Place the mint sprigs in a heatproof vessel or a French press or divvy the mint sprigs between 2 tea cups or mugs and pour in enough hot water over the mint to fill the cups or mugs. Let the mint steep for 1 to 2 minutes, depending on how mild or potent you take your tea, occasionally tilting the vessel, cups, or mugs to swirl the water against the mint sprigs.
Remove and discard the mint. Serve the mint tea immediately, letting the tea cool slightly before sipping. Originally published August 08, 2015.
How to Make Iced Mint Tea
To make iced mint tea, start at least 4 hours ahead of time. Make a triple batch of mint tea.

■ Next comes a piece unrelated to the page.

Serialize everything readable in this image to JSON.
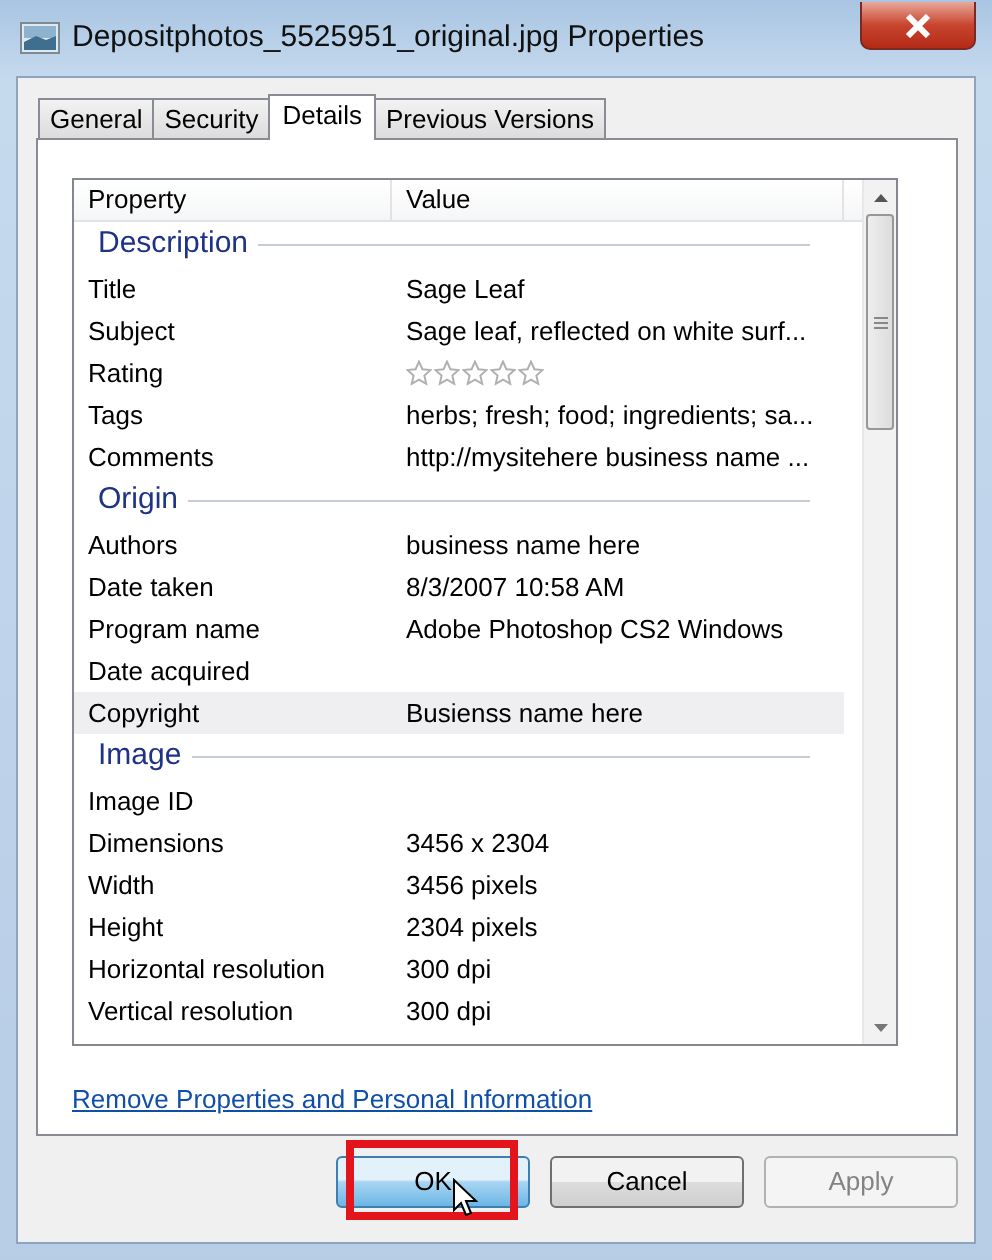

Remove the mint sprigs after steeping for 2 to 4 minutes and then cover and refrigerate the tea until cold. Serve over ice.
Recipe Testers' Reviews
I was surprised by how much I liked this mint tea—it really does add up to more than the sum of its parts. We usually have some mint hanging around in the fridge, but I’ve still been going for the bagged mint tea in the cupboard. Never again! (At least when there is already mint in the house.)
I made three versions of this, one that steeped for 1 minute, one that steeped for 2 minutes, and an iced version that I did for between 3 and 4 minutes. We tried the two hot versions side by side—we both preferred the one that had gone for 2 minutes, but if you like a really mild flavor, stick with 1 minute. It tasted sweet even though we didn't add any sweetener. The iced tea was great the next day with a slice of lemon and lime and another little sprig of mint.
Our fresh mint has gone crazy in our garden this summer! With a whole lot of mint to use, I was very interested in making this simple fresh mint tea recipe after dinner the other night. Fresh mint is one of the most recognizable and potent herbs out there—there is no mistaking fresh mint when you smell or taste it. The charm behind this homemade herbal tea is that you inhale the strong mint smell in your cup before your taste buds get to try it. It’s a warm treat for all of your senses!
My sprigs of mint had between 10 to 15 leaves on each one, and for the 4 cups of filtered water, it made 4 large mugs of tea. (But yes, depends on how big your cups are and how you are using it.) I could see this not only being a nice tea for slumber time, but also a quick fix if you had the sniffles or just wanted a pick-me-up on a cold afternoon. I actually used the rest of my tea in a batch of iced tea—I poured the remaining fresh mint tea into the rest of a pitcher of homemade black iced tea for a bit of minty flavor. It was nice with some fresh lemon slices floating around in it as well.